Nas últimas eleições, o Senado consolidou número recorde de parlamentares mulheres, com 15 representantes. Entretanto, a quantidade representa apenas 18% do total de 81 cadeiras. Mesmo assim, a porcentagem de eleitas em 2022 (15%) é, proporcionalmente, maior do que em 2018 (13%). É importante lembrar que as vagas para o Senado variam a cada eleição, devido ao sistema de rodízio

Na Câmara, o percentual se repete, com 91 deputadas em meio a 513 vagas (18%). Em 2018, a proporção foi de 15%, com 77 parlamentares mulheres. Entre elas, há duas trans, fato inédito no Congresso. É válido destacar que existe cota mínima de 30% de candidaturas femininas nas eleições proporcionais. Outras ações afirmativas garantem 30% dos recursos do fundo eleitoral para candidatas e 30% do horário eleitoral de rádio e TV.    
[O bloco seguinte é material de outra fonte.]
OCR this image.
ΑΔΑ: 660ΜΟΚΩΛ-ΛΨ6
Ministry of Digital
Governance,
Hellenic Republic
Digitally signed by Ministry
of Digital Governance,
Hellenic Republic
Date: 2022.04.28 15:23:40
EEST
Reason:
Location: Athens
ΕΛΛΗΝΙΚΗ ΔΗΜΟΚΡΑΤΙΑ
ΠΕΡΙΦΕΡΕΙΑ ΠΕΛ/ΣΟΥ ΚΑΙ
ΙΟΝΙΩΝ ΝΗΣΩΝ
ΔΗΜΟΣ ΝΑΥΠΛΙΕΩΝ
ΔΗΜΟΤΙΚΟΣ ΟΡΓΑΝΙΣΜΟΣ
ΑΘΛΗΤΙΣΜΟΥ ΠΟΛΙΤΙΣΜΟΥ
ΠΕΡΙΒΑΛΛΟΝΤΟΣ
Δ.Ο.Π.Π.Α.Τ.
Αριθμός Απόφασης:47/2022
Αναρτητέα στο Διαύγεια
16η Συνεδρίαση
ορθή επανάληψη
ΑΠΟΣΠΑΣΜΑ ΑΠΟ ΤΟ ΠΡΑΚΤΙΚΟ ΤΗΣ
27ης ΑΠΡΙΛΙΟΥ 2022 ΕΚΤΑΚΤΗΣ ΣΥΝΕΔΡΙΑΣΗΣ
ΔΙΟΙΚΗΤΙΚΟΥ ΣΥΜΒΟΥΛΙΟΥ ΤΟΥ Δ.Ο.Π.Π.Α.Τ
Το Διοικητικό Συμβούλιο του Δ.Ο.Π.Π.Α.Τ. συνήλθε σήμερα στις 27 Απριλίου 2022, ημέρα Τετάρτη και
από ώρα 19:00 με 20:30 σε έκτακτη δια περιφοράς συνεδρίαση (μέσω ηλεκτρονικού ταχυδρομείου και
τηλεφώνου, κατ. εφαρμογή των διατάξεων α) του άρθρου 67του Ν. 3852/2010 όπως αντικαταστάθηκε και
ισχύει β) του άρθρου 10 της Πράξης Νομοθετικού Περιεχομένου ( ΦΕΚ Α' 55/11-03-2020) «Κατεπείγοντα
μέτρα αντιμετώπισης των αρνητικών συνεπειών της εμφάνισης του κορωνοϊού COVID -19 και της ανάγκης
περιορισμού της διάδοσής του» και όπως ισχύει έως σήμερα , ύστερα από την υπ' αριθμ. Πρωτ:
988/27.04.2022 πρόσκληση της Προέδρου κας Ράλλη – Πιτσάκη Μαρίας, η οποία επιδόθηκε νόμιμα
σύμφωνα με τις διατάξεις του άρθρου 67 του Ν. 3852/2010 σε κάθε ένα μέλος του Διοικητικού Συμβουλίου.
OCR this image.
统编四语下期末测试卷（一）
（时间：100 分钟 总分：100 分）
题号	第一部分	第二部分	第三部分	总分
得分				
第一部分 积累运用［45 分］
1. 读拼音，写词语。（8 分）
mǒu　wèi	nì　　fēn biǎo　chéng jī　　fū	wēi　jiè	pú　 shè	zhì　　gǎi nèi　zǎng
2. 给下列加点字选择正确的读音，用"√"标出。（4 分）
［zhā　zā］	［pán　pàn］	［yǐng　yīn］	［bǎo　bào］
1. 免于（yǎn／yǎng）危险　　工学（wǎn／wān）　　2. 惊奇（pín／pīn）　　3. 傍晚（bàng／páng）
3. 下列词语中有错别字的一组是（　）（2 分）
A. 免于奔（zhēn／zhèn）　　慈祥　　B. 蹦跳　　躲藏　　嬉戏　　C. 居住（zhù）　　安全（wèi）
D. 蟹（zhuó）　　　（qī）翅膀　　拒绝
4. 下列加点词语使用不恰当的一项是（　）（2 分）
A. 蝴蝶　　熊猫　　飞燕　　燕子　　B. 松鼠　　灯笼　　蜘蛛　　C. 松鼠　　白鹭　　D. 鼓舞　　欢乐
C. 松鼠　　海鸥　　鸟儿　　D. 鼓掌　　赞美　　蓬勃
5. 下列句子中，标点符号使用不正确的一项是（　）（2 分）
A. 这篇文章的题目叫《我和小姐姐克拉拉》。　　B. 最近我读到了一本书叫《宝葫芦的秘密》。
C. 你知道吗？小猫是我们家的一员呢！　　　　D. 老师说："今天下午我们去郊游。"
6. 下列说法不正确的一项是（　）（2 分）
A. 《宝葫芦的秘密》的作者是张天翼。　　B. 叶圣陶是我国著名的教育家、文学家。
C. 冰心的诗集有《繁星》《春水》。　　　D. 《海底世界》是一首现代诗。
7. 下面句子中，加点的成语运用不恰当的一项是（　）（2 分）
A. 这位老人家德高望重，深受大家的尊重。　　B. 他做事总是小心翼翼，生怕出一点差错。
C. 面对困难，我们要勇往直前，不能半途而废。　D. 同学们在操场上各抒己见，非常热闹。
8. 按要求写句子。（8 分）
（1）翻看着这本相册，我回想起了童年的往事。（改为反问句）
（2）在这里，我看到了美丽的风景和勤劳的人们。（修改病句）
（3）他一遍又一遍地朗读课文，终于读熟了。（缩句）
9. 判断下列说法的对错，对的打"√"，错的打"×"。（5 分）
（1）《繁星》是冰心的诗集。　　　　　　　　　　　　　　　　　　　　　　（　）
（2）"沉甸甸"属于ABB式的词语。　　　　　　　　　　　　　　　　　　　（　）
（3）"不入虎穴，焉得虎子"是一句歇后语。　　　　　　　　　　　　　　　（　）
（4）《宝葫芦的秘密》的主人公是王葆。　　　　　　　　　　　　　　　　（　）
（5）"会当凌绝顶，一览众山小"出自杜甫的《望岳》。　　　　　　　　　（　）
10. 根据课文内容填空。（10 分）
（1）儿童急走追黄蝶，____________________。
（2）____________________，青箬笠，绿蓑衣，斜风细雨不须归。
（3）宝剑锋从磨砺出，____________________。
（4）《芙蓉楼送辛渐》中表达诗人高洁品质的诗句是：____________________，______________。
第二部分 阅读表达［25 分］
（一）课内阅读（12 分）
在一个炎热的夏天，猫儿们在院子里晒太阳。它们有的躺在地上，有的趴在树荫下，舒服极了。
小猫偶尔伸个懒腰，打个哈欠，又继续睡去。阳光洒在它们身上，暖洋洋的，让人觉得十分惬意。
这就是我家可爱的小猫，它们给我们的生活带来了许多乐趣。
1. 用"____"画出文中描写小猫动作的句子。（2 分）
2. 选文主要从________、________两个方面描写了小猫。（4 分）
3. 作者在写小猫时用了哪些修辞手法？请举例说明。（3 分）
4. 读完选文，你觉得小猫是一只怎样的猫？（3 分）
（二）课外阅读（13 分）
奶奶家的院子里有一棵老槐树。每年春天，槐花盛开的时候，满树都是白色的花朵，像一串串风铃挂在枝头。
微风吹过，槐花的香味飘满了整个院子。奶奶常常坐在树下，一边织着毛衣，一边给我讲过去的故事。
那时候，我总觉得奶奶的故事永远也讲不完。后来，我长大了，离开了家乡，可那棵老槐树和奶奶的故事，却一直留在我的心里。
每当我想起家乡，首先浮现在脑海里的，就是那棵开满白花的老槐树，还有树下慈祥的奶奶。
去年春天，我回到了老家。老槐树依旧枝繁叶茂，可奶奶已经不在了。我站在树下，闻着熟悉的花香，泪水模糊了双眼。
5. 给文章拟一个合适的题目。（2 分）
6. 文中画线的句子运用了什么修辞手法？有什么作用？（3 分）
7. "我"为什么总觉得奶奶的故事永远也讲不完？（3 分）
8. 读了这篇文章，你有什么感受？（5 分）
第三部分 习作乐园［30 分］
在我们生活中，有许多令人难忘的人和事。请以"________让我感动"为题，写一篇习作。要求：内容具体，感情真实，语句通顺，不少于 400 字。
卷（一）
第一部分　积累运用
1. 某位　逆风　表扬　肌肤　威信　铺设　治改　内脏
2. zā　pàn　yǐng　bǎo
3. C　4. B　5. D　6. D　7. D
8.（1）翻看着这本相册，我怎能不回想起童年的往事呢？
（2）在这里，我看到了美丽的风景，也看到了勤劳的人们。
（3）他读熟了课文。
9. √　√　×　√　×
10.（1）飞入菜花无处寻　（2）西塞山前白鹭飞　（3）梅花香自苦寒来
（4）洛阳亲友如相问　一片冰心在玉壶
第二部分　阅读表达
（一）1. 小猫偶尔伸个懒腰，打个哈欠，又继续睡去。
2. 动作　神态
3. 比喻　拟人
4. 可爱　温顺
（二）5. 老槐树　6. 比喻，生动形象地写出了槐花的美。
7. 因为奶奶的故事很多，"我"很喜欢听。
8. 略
Fonte: Reprodução/ Estadão

Ainda com crescimento da presença feminina no Legislativo, o Brasil se mantém bem abaixo da média mundial. Segundo a União Interparlamentar (UIP), organização que reúne 193 países, a média é de 26,4%. No ranking mundial, o Brasil ocupa a 146° posição. Na América Latina, Cuba e México têm melhores desempenhos, com 53,4% e 50% dos assentos ocupados por parlamentares mulheres, respectivamente. 

Em cenário brasileiro, elas também seguem sub-representadas em cargos de liderança no Congresso. De acordo com levantamento da CNN, mulheres ocupam somente 5,5% das lideranças partidárias na Câmara. No Senado, são quase o dobro: 10,5%, mas o índice ainda é muito baixo. 

Memória, discurso e mensagem

Ao analisar a baixa participação feminina na política hoje, percebe-se que se trata de reflexo da conquista tardia de direitos políticos das mulheres, como o sufrágio. No Brasil, o voto feminino foi alcançado apenas com o Código Eleitoral de 1932, porém, só se tornou obrigatório na Constituição de 1934. Ressoam, também, efeitos de discursos machistas e excludentes construídos historicamente, como “lugar de mulher é em casa” e “homem é provedor do lar”. Isso afeta não só o âmbito da política, mas provoca desigualdade de gênero em várias outras esferas sociais, como ciência e trabalho.

Em 2017, por exemplo, em discurso de comemoração ao Dia Internacional das Mulheres, 8 de março, o então presidente, Michel Temer, afirmou que a sociedade “vai bem” quando os filhos têm adequada formação em casa, o que “seguramente, quem faz não é o homem, mas a mulher”. A declaração foi amplamente criticada na mídia, repercutindo até na imprensa internacional.

Embora perceba-se avanços na questão de gênero na política, desafios persistem. No último ano, a presença feminina ganhou destaque na Esplanada e no Congresso, mas os números mostram que ainda há muito a ser feito. A série de decisões de Lula mencionadas, como as demissões de ministras e a indicação para o STF, mostram que, apesar do discurso em defesa das minorias, seu governo se pauta em vieses políticos. Com isso, fica a mensagem de que tudo vale para garantir boa governabilidade, mesmo atitudes incompatíveis com princípios de inclusão. 

Tanto no Executivo quanto no Judiciário e no Legislativo, as abordagens no primeiro ano do terceiro mandato de Lula se revelaram como cenário propício ao noticiamento crítico pela mídia, preocupada em levantar controvérsias na agenda política e de inclusão do presidente, se valendo sempre da boa apuração dos fatos. Dessa forma, o jornalismo contribui para a mudança social ao repercutir uma pauta que ultrapassa o simples informar, mas envolve análise de diversos aspectos para compreensão da realidade, dando visibilidade a questões de interesse público e seguindo princípios éticos da profissão.